DESPRETENSIOSO, “O AMOR DE CATARINA” É UMA BOA SURPRESA.

Por Celso Sabadin. 

Uma mulher deprimida e submissa que tem no mundo imaginário das telenovelas a única fuga que lhe permite, pelo menos por alguns instantes ao dia, escapar de sua tediosa realidade. A ideia pode não parecer das mais originais, principalmente quando nos lembramos de Woody Allen e sua “A Rosa Púrpura do Cairo”. Mas mesmo assim o mote rendeu um longa atrativo e repleto de acertos: “O Amor de Catarina”.

Trata-se de uma produção paranaense que começou a nascer em Salvador, mais precisamente em 2008, quando seu roteiro foi selecionado para participar da oficina “Produire Au Sud”, no Seminário Internacional de Cinema da Bahia. Sob o título ainda provisório de “O Amor de Catarina e a Caixa de Sapatos”, o filme só começou efetivamente a ser produzido em 2014, teve seu nome reduzido e seu orçamento enxugado para 180 mil reais, vindos do Prêmio Estadual de Cinema e Vídeo do Paraná, de 20012 (estímulo que, ao que parece, infelizmente não existe mais naquele estado). Deu certo: o diretor Gil Baroni, que em 2009 havia codirigido com Monica Rischbiter o documentário “Brasil Santo – Retratos da Fé”, soube driblar com eficiência os baixos recursos financeiros, compensando-os com ótimas interpretações e uma mistura esperta de drama e comédia.

Ambientado numa era pré-internet e celulares, “O Amor de Catarina” é protagonizado por Rose (Gleice Barros), uma dona de casa oprimida por um marido ausente, uma filha adolescente rebelde e um cotidiano insuportável.

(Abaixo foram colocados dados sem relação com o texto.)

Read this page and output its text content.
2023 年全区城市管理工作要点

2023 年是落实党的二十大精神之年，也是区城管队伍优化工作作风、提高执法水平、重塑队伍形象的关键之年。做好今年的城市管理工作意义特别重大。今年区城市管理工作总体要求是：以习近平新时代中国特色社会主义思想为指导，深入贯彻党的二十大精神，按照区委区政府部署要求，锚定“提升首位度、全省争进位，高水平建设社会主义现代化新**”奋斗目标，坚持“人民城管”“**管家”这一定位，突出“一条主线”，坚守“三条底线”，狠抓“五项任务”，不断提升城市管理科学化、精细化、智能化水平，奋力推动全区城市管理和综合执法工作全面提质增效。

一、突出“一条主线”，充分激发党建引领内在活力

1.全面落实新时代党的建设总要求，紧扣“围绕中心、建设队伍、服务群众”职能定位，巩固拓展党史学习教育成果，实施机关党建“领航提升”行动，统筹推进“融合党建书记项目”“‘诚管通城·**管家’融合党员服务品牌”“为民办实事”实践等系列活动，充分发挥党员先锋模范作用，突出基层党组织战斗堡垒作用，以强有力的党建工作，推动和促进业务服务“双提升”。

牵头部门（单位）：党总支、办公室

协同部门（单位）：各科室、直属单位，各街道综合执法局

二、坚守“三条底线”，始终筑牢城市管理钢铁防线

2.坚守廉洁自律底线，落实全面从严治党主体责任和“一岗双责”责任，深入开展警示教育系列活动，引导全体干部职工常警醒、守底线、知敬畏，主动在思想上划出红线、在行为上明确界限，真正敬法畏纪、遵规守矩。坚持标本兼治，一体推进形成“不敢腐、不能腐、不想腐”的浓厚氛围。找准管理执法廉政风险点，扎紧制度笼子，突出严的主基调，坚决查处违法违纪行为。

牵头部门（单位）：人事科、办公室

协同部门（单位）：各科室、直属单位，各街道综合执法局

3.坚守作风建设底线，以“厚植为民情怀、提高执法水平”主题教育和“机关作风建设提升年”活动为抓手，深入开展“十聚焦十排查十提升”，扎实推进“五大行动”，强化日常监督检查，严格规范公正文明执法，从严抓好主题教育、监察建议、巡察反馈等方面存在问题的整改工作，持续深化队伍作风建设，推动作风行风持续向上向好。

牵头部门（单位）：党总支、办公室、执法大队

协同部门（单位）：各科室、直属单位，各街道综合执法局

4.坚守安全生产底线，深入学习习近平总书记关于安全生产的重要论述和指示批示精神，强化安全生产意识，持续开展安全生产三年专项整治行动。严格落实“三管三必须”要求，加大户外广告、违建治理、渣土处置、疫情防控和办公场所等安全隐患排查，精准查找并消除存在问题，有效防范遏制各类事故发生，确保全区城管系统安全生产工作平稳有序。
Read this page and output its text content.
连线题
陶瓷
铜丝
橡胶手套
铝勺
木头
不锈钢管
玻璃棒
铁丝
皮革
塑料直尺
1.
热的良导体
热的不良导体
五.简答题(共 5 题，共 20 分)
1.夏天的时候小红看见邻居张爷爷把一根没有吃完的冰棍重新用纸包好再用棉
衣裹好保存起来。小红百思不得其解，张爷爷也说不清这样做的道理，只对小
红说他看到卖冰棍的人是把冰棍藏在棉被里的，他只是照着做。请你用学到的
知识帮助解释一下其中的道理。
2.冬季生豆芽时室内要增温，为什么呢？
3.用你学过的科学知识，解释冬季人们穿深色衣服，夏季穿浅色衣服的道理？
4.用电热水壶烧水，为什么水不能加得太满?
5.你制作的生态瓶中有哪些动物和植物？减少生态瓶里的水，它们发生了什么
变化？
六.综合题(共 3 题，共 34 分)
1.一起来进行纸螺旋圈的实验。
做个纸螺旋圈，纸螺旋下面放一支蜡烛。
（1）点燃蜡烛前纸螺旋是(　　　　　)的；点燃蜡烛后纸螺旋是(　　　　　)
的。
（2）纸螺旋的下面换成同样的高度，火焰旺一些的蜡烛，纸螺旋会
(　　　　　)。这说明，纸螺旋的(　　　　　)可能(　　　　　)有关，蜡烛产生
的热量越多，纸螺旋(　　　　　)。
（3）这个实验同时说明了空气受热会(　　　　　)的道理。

É somente com o apoio sempre alto astral da grande amiga Dolores (Ciliane Vendruscolo) e com o escapismo da telenovela que leva o título do filme que Rose consegue respirar alguns momentos de alegria fugaz. É preciso dar um basta, mas a entristecida mulher não sabe se terá força para mudar de vida. Ou pelo menos tentar.

Provavelmente o maior acerto de “O Amor de Catarina” foi ter optado pela despretensão, ingrediente indispensável neste tipo de produção pra lá de independente. O filme não busca grandes momentos de redenção, nem reviravoltas mirabolantes. Pelo contrário, baseia sua dramaturgia num humor irônico e numa simplicidade das mais bem-vindas. Como que sublinhando as claustrofóbicas vidas de seus protagonistas, “O Amor de Catarina” trabalha basicamente com cenas de estúdio e planos fechados, utilizando ainda uma cenografia carregada de antiguidades e simbolismos do passado que ajudam na composição de seus personagens, eles próprios igualmente presos a amarras de seus próprios passados.

É um filme para ver e ouvir de olhos e ouvidos atentos. Áudios de comerciais antigos (difícil saber quando são reais ou quando são sátiras), o som da televisão sempre presente, impagáveis anúncios de enceradeira (quem lembra o que é isso?) e até uma singela flautinha de amolador de facas compõem um rico universo sonoro que alicerça a ação. A clássica revista de fotonovelas “Grande Hotel” se transforma em “Grand Motel”, várias cenas que exploram espelhos e reflexos em vidro criam uma atmosfera de sonhos e insegurança, ao mesmo tempo em que a reprodução dos clichês históricos das telenovelas fazem um pano de fundo repleto de humor e ironia.

Parte da mídia tem se referido a “O Amor de Catarina” como sendo o novo filme de Kéfera Buchmann. Bobagem. Esqueça. Ainda que seu papel seja de destaque, é até perigoso relacionar o desastroso “É Fada!” com a boa surpresa que é “O Amor de Catarina”. Mesmo porque se o filme for de alguém, ele é de Gleice Barros, que simplesmente arrasa no papel principal.

A estreia foi nesta quinta, 18 de novembro.